Throughout the rest of junior high and high school, I continued my scissor ritual, intermittently swearing it off forever, but gradually slouching back into the same miserable but reliable practice. I discovered Francesca Lia Block’s novel Violet & Claire, perhaps the first time I encountered a reference to cutting on the page, not to mention a female intimacy that seemed as passionate as the love I harbored for my closest friends. When I read Stephen Chbosky’s The Perks of Being a Wallflower I relished its sentimental maximalism, its depiction of teenagers who sought the “infinite”—big, wide-eyed moments, the possibility of feeling everything—in the context of a visceral story of trauma and mental illness. Books could not cure me, and I didn’t expect them to, but the shame that churned inside my gut whenever I hurt myself or caught a glimpse of the aftermath peeking from beneath my sleeve or at the lip of my shirt began to ease in small but meaningful ways.
And yet, writing about self-harm as a distinct practice, one undertaken for its own sake, remains relatively spare. By the 1960s, “confessional” poets like Sylvia Plath and others had thrust mental health into Western cultural discourse. Plath only seems to have written about cutting once, but her work renders with unflinching precision the experiences of mental illness and women’s psychiatric care. (Her novel The Bell Jar, published in 1963, is the most famous example and is rightly admired as a triumph of the genre.) Joanne Greenberg’s semiautobiographical novel I Never Promised You a Rose Garden (1964), written under the pen name Hannah Green, is another rare, mid-century text that depicts self-harm. These are important and devastating works. But because Plath died tragically, by suicide, her personage too often becomes obscured by the froth of mythos. Americans do love their sad, sick girls, especially posthumously.

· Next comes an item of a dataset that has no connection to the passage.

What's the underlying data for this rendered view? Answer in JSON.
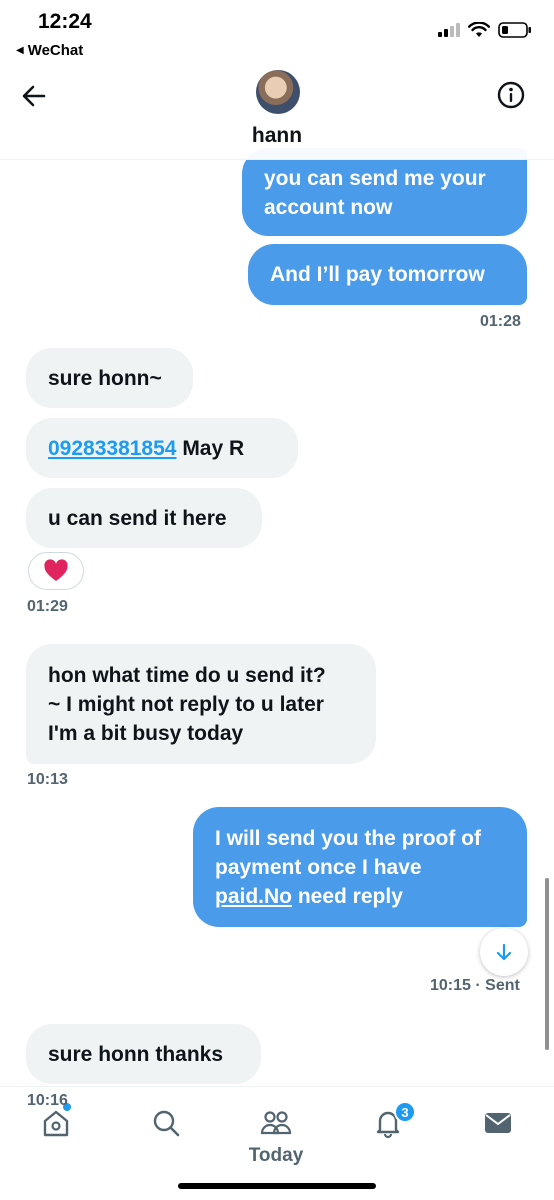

Plath’s 1962 poem “Cut”—spare, yet visceral—was published in her renowned, posthumous volume Ariel. The title implied rather than stated, we encounter the speaker in medias res, as she observes the pulse of her fresh wound: “A flap like a hat / Dead white / Then that red plush.” “Cut” evokes an aspect of self-harm that most confounds the cultural imagination: that someone—in this case a cutter—might regard her gruesome act with bemusement, wonder, or even relief.
By puberty, the experience of inhabiting my body had become nearly insupportable, like a top-to-toe experience of staring at the sun. Feeling had become too pronounced, almost synesthetic, and so it was through turning on myself, staging a physical confrontation, that I managed, however fleetingly, to detach from it. Briefly, I could shift the pronouns and transform my body into a depersonalized collection of parts: my torso became a torso; my wrist was merely a wrist. “A million soldiers run / Redcoats, every one,” Plath’s speaker remarks as the blood spills. But this rush, born from the act, is accompanied by curious detachment. “Whose side are they on?” she wonders.3 I chased this ambivalence—to both live in my body and to not care about it, to not even entirely register it as my own, this was exhilaration. The next day, as my skin began to knit itself back together, I would examine the wound as if I had happened upon a blossom or bush that someone else had recently planted, and which I had only just noticed.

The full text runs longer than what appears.